Unpacking this “tone,” as HRC calls it, or this “mode,” as Coolman describes it, is a project left for intelligent theologians and very holy people. After hearing Coolman share his insights about Francis, I turned to a fellow and said, “Within our lifetime, there will be whole commentaries on the pope’s theology.” It was a joke, of course, but I was attempting to make a point. The pope has not spoken extensively about every important issue facing the church today, and many of his speeches, audiences, and interviews are offered in that grandfatherly, conversational way. That is to say, if already people are attempting to interpret the meaning of his words, what more will come when a “theology of Francis I” is desired for understanding his papacy and the Church under his pastoral care?
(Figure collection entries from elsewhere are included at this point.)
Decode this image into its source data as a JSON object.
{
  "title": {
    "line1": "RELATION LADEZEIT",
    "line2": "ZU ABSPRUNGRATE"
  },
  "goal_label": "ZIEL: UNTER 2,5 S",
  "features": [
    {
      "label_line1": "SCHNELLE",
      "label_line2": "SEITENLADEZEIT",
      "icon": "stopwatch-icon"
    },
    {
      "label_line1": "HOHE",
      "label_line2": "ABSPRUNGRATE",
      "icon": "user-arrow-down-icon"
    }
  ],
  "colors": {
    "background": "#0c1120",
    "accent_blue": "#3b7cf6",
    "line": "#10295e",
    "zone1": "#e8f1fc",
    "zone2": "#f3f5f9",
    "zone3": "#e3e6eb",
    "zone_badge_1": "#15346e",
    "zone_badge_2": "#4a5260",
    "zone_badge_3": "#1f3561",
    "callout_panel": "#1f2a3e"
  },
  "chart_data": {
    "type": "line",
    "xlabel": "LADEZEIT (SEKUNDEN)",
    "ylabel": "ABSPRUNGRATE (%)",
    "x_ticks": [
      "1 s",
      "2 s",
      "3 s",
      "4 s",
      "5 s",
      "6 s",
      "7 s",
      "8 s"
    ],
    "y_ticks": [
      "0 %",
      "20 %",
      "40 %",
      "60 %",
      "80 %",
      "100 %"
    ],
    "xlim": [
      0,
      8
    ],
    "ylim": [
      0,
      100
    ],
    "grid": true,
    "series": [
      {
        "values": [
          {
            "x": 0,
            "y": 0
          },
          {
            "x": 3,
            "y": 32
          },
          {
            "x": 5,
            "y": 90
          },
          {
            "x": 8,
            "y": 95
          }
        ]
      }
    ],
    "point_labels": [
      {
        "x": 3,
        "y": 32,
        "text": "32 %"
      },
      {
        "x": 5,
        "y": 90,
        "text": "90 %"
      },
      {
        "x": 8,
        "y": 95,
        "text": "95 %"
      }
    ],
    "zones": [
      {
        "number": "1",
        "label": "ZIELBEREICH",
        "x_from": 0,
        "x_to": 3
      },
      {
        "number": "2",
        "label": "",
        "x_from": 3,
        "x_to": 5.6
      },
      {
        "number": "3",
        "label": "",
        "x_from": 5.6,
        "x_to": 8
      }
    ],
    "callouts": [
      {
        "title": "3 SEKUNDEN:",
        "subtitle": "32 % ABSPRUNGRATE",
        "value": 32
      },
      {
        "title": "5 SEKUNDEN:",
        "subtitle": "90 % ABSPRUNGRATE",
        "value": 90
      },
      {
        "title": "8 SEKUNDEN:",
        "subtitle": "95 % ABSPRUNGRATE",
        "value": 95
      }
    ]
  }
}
Rev. Robert Imbelli, a priest of the Archdiocese of New York and a professor of theology at Boston College, wrote an enlightening response, “An Ongoing Conversation,” to the Holy Father’s interview which was published online on Sept. 24 by America. His questions for the pope highlight points in need of clarity and offer area for further discourse. But I very much appreciate his stress on the fact that the pope’s interview was a conversation (conversazione). He thinks “placing the pope’s remarks in the genre of conversation may serve as a better guide for their ongoing interpretation.” This, I think, is the tone, the mode of which we have spoken. Francis’s theology is orthodoxy, and his love is genuine love born of the love of Christ, but his tone, his mode of discourse, and interaction is conversational. He is, I think, a grandfather who wants to share a story with you. And you are left among yourselves to figure out each facet of the story.